Wood framing to box all beams and pipes. Then drywall.

You ought to reconsider a suspended ceiling.


----------



## Kmikrot (Sep 30, 2012)

are suspended ceilings a good type of insulation?


----------



## FixItSteve (Sep 30, 2012)

I agree you should re-consider doing a drop down ceiling if the height of your basement permits, check your local code to find out what your minimum height from finished floor to ceiling is. acoustical ceilings give you a finished look and ease of access to pipping and electrical work.


----------



## GBrackins (Apr 26, 2012)

a dropped ceiling makes the most sense for a basement ceiling because as mentioned you have easy access to your mechanical systems and a finished ceiling. check with your building department for any code requirements for clear height from finish floor to finish ceiling in a basement.

check out this link and google as well http://www.armstrong.com/resclgam/na/ceilings/en/us/panels.asp

good luck!


----------



## hand drive (Apr 21, 2012)

Another way that I have done is to use the gridwork for a drop ceiling but hang drywall to the gridwork instead of dropping in acoustical ceiling tiles.
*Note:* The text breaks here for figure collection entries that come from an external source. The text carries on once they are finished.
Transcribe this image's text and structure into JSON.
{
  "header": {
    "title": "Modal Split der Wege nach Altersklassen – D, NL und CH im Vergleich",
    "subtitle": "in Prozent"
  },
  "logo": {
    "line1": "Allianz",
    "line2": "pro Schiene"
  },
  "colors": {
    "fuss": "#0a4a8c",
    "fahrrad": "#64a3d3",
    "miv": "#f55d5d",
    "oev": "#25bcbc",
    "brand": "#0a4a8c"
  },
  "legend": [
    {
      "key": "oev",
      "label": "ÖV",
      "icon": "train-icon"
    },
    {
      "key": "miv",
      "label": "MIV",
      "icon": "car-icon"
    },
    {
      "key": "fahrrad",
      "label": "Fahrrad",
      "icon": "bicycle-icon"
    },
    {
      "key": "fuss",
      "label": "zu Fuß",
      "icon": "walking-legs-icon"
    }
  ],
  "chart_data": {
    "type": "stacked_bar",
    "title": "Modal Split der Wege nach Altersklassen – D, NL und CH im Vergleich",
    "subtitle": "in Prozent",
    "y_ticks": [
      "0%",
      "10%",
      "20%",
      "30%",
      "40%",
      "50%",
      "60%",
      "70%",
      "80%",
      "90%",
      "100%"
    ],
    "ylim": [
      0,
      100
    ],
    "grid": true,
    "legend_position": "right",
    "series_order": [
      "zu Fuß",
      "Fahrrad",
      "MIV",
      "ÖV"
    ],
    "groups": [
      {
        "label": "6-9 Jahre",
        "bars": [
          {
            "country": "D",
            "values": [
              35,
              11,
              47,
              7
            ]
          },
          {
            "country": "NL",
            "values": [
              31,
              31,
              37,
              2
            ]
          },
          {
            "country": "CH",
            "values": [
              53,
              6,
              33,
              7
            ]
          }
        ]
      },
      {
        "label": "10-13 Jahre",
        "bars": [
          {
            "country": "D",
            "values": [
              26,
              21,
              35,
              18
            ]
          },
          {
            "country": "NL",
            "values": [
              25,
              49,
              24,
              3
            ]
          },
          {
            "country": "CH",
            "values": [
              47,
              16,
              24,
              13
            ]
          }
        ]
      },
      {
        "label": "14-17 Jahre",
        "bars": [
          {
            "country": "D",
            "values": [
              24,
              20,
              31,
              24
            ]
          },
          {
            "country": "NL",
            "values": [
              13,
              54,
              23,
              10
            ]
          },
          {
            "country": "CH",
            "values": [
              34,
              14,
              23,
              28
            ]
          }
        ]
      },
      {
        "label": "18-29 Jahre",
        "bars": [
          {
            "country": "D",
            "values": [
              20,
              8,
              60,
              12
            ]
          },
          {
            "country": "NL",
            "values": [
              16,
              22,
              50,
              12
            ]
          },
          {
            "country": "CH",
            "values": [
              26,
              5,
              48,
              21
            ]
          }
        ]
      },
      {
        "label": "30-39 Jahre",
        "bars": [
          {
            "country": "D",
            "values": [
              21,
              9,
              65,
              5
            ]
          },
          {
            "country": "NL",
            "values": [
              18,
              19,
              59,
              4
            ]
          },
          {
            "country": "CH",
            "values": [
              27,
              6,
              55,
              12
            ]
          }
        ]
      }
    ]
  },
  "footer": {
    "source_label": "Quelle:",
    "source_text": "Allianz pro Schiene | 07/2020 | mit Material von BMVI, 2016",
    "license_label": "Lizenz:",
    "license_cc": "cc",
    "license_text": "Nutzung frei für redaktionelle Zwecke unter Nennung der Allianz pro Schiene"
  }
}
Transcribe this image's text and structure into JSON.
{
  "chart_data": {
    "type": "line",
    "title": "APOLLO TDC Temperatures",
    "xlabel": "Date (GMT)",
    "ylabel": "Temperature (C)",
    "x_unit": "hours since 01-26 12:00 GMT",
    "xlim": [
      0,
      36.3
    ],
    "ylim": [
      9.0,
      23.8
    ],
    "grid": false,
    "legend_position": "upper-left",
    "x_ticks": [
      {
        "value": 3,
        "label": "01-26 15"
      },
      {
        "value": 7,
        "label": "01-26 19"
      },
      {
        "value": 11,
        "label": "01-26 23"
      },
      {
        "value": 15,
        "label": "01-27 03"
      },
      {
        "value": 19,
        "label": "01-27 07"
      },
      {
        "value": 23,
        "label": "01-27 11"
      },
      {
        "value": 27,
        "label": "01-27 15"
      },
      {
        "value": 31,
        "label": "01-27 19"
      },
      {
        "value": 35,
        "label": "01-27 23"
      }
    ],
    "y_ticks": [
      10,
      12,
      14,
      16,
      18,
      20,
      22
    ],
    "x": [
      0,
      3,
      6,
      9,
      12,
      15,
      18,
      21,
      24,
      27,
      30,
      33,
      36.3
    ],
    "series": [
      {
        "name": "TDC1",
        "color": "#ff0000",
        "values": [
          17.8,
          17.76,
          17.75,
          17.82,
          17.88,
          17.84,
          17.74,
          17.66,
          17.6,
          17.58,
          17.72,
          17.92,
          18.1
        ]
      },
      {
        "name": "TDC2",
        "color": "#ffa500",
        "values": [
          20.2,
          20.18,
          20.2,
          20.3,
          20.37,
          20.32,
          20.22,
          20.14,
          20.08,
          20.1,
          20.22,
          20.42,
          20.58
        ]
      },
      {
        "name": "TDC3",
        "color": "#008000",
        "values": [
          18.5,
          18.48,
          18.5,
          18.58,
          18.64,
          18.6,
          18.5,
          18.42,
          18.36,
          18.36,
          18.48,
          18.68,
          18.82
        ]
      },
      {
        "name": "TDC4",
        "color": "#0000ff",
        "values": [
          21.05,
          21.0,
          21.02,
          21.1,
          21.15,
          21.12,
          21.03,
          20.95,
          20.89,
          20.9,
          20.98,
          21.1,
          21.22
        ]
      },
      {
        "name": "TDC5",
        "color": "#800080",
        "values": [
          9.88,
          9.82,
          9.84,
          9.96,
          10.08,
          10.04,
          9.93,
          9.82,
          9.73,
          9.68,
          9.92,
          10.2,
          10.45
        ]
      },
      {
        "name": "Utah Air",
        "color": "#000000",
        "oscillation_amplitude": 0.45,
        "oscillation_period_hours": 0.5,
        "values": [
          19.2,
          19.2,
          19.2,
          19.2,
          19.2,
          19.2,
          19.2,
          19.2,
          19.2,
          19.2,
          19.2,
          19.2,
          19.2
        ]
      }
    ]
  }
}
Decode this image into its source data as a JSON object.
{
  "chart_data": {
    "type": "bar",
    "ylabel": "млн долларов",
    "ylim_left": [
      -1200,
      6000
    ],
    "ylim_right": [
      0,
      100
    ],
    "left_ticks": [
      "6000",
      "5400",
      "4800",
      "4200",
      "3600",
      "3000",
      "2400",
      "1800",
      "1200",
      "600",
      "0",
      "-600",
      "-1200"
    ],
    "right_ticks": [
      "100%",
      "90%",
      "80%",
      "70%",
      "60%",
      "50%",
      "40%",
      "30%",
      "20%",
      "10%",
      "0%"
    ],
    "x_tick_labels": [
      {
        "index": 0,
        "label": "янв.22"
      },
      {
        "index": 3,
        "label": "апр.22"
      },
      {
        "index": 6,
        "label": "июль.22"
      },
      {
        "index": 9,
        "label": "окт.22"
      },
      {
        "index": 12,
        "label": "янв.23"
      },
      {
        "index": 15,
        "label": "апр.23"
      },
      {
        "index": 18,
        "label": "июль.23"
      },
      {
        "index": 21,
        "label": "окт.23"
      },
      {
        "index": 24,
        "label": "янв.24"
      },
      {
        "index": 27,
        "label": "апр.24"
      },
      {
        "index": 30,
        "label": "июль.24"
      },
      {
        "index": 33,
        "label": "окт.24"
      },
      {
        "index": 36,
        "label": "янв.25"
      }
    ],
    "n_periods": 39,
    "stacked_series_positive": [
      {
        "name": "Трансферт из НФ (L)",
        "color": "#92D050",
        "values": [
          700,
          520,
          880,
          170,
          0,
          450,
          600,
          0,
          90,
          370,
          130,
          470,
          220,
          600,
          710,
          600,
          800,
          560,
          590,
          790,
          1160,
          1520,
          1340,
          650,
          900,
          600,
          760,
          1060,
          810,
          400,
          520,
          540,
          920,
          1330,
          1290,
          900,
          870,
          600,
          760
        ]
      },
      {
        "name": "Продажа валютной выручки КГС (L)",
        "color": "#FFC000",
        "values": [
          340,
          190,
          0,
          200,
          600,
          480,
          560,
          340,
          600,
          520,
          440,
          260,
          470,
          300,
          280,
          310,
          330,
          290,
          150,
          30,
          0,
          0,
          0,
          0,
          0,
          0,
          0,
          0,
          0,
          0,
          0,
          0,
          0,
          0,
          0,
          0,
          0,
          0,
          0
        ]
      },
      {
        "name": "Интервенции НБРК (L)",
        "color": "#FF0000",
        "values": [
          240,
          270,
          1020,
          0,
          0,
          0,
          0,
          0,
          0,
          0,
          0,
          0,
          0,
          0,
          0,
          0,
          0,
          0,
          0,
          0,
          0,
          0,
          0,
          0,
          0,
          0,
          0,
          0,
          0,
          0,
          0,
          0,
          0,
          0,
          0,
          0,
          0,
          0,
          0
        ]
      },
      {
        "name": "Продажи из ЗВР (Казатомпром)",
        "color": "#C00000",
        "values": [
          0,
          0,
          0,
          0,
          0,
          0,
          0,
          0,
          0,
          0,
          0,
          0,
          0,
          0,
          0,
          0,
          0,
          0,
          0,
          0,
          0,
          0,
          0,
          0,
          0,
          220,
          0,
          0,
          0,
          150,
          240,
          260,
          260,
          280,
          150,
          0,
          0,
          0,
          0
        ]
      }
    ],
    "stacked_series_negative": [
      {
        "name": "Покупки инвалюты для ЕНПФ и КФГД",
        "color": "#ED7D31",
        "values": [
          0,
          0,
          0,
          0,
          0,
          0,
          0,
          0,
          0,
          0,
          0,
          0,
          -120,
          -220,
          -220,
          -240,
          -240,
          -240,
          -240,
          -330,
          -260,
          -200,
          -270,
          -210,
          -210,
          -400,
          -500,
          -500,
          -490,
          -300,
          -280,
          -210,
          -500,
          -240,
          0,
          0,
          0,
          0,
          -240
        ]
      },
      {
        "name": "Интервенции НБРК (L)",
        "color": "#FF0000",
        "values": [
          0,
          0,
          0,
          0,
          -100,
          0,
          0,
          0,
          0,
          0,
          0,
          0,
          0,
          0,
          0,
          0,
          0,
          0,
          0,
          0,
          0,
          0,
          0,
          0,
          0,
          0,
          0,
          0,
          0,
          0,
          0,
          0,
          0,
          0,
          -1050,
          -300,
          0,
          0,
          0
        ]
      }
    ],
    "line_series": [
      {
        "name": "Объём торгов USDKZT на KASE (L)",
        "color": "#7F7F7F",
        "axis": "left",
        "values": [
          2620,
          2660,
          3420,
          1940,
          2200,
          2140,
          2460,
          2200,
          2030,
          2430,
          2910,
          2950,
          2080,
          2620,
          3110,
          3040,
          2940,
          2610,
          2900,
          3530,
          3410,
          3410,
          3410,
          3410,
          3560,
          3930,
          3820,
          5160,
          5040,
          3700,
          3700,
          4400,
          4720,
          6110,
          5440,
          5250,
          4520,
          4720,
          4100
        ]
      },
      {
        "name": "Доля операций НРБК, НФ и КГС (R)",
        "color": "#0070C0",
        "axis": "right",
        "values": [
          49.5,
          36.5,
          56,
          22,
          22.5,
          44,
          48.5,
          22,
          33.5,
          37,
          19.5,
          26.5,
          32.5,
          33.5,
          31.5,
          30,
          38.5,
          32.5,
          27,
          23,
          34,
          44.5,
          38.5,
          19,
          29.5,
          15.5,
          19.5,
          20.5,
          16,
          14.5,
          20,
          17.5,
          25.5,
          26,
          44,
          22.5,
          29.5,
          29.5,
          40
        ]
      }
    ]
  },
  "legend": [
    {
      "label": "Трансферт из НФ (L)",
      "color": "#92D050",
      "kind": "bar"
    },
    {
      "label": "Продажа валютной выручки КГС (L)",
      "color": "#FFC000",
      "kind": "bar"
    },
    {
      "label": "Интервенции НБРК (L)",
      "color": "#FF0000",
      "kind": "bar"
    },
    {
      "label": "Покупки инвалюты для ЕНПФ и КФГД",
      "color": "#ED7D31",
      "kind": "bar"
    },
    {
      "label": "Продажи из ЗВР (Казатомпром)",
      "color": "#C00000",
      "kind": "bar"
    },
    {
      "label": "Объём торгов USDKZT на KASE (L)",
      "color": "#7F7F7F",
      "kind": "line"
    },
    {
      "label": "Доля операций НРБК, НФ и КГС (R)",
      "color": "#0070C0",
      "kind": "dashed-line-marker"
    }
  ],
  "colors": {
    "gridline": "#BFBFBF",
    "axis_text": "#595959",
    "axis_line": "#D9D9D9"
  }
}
This requires lots of grid wire to hang the grid from and to hold the weight of the drywall. Using the grid you end up with really nice straight framing that can cover a long span(with correct tie wire of course) and the width of the framing material is not thick at all when compared to using a 2x6 or 2x8...


----------



## Canucker (May 5, 2011)

There are options if you don't want to lose ceiling height
http://www.ceilinglink.com/


----------



## Amateuralex (Mar 17, 2012)

We have a fairly standard basement ceiling with joists, ducts etc, 8 ft to the joists, and we tidied up the electric, installed pot lights all over, and had the entire thing painted flat black. We love it. Way more headroom. Looks great. We despise the look of a suspended ceiling. And the ceiling tiles that don't look like the cubical farm that I work in are very expensive.

Painting it black looks industrial and modern. It wasn't oppressively dark or anything. The ceiling lighting is important. And we still have easy access to the ducts and pipes etc for maintenance. And if we decide to frame or suspend it later we can with ease.


----------